En tant que scientifique musulman, je considère que le Coran invite les humains à observer et à contempler le monde tout en prônant la quête du savoir. Il ne valide pas les découvertes scientifiques. La science nous permet de questionner et de découvrir le fonctionnement du monde, et le Coran fournit les principes moraux pour y parvenir.

Former des penseurs libres

Si une contradiction apparente apparaît entre une découverte scientifique et une interprétation du Coran, nous pouvons alors nous tourner à la fois vers la science elle-même (qui évolue) et vers l’interprétation du Coran (qui n’est pas impartiale, car elle est un exercice humain) pour expliquer cette divergence. Il s’agit d’un processus continu et fluide, qui fait partie intégrante du but de la vie des musulmans.

Qu’un étudiant accepte ou non l’évolution humaine n’a aucune incidence sur la façon dont je note ses copies d’examen. En tant qu’éducateurs, notre objectif est d’aider les étudiants à devenir des penseurs indépendants. Je ne veux pas que mes étudiants écrivent qu’ils acceptent l’évolution simplement pour réussir un examen. Je veux qu’ils démontrent l’argumentation sur laquelle ils se sont appuyés pour parvenir à leur conclusion, même si celle-ci rejette l’évolution humaine.

La connaissance est un cheminement

Sinon, je ferais ce que font ceux qui critiquent l’évolution : je leur imposerais une opinion. Mon objectif est d’apprendre aux étudiants à développer une méthodologie rationnelle pour évaluer le monde naturel et à formuler leurs propres opinions, hypothèses et théories, sans copier les autres.

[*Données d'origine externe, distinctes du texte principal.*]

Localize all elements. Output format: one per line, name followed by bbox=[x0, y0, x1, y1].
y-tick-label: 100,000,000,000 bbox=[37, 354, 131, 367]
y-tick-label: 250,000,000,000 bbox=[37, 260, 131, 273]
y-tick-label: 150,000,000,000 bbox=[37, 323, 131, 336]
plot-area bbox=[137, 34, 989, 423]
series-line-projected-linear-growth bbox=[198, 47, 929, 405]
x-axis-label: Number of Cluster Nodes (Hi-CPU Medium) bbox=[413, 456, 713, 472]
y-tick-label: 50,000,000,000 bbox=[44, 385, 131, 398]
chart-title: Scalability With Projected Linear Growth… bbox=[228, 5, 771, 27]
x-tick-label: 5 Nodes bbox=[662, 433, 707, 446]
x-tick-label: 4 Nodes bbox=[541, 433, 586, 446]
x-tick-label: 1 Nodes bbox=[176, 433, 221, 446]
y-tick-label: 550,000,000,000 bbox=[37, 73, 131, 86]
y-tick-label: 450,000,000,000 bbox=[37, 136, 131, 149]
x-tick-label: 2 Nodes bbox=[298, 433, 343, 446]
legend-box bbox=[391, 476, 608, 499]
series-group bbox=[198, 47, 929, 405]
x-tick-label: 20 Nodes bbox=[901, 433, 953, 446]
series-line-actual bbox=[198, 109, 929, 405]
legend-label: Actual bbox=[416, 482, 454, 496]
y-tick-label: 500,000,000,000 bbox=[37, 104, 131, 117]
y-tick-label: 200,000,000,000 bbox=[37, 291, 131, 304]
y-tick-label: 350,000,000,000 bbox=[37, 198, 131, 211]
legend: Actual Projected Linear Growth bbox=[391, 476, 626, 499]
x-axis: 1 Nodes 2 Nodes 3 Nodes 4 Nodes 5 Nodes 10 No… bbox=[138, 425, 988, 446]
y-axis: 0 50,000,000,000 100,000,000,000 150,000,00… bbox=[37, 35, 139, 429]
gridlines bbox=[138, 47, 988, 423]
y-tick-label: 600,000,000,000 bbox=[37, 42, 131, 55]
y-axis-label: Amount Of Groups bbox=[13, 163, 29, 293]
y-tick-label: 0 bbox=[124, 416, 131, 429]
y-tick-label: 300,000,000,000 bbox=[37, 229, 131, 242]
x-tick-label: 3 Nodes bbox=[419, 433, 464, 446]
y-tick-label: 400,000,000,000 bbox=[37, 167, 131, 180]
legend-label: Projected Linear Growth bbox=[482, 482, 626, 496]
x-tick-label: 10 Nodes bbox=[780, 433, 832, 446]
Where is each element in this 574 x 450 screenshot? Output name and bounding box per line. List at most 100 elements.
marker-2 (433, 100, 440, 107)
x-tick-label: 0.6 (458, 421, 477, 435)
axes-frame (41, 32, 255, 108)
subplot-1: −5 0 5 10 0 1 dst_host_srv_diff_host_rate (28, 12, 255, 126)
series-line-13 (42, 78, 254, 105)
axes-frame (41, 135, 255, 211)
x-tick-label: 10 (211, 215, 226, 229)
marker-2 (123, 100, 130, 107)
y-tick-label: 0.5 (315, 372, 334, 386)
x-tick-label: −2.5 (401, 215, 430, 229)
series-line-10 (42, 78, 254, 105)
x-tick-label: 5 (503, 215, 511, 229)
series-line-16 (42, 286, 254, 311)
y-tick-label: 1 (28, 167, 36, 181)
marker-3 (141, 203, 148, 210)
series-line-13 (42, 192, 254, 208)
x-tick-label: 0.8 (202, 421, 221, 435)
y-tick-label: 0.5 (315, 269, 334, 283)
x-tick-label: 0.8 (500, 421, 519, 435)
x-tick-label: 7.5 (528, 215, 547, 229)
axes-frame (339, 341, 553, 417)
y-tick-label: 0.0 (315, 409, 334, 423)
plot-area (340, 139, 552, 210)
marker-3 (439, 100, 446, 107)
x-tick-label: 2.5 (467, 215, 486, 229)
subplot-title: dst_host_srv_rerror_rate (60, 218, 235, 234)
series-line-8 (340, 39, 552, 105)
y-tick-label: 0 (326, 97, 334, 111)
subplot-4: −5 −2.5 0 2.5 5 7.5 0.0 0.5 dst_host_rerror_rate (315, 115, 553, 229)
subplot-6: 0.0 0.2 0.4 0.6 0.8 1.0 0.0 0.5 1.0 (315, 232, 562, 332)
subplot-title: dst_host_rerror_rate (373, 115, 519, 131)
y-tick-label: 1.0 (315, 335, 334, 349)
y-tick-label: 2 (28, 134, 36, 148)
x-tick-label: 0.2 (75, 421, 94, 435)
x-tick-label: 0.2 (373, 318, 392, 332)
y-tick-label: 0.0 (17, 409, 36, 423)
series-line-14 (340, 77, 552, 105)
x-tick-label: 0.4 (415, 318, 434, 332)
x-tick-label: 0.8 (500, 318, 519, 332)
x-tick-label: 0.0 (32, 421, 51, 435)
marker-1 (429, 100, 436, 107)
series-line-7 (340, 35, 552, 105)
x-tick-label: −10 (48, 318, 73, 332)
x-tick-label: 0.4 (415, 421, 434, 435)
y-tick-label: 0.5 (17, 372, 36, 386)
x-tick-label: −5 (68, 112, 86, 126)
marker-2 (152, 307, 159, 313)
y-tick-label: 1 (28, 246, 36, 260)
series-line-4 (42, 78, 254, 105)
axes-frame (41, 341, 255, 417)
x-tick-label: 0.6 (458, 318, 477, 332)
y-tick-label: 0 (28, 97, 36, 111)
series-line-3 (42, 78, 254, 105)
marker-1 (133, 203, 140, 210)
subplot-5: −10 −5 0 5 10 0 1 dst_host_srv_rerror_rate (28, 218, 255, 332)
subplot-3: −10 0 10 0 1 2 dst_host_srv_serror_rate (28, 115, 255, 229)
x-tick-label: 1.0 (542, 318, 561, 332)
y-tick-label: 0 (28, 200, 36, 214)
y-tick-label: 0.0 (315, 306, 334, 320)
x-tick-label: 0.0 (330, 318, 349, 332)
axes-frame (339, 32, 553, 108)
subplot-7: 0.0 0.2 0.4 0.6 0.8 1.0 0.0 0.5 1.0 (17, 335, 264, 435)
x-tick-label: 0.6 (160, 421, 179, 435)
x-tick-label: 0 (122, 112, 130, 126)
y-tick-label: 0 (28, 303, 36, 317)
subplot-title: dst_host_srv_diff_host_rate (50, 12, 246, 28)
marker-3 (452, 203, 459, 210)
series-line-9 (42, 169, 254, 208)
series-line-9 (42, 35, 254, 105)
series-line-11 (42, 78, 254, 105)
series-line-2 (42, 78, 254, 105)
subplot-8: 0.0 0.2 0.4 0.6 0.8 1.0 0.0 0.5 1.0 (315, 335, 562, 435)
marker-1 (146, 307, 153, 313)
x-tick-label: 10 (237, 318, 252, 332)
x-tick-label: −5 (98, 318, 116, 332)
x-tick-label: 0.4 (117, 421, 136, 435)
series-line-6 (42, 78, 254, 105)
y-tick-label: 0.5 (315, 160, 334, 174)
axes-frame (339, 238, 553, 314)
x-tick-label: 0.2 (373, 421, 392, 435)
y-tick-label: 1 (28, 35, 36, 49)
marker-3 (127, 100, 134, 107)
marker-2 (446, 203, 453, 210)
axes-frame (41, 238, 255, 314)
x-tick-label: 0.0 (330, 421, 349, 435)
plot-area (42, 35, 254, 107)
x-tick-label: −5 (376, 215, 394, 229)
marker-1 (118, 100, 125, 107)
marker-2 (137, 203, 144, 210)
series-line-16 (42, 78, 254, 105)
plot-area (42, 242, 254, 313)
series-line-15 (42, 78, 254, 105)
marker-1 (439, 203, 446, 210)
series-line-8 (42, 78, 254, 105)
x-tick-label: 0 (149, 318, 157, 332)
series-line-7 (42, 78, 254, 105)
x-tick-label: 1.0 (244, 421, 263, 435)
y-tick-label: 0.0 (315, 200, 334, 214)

Cela devient un appel à de nouvelles façons de penser : un cheminement vers la connaissance, qui est l’un des principes fondamentaux de l’islam. Si nous réussissons dans cette entreprise, nous contribuerons à la création d’une génération de scientifiques musulmans libres penseurs.  

Rana Dajani

Une réponse

  1.  » Penseurs libres  » ,  » libres – penseurs  » … tout cela me fait penser à Omar Khayyam ( Moyen Âge ) tenant des propos d’ une extrême gravité et très proches de la mécréance :  » referme ton Coran . Pense et regarde librement le ciel et la terre  » . Puisse l ‘ ensemble des Musulmans et bien entendu Raja Dajani éviter , par la Grâce d ‘ ALLAH , ce sentier glissant ( la libre – pensée) frayé et balisé , il faut le savoir , par les laïcs et les francs – maçons . Qui plus est , les occurrences des termes  » CRÉER  » ,  » CRÉATION  » , « CRÉATEUR  » sont vraiment légion sur l ‘ espace énonciatif Islamique . Tout doué de raison et de lumière se demande pourquoi les cailloux ( souche indépendante ) n ‘ ont jamais songé à évoluer pour donner des choux ( espèce créée indépendamment d ‘ autres espèces ) . Tout doué de jugeote trouve en cette récurrence du verbe CRÉER une véritable antithèse à la fallacieuse théorie dite de l ‘ évolution , un bel arsenal dressé contre les beaux mensonges darwiniens.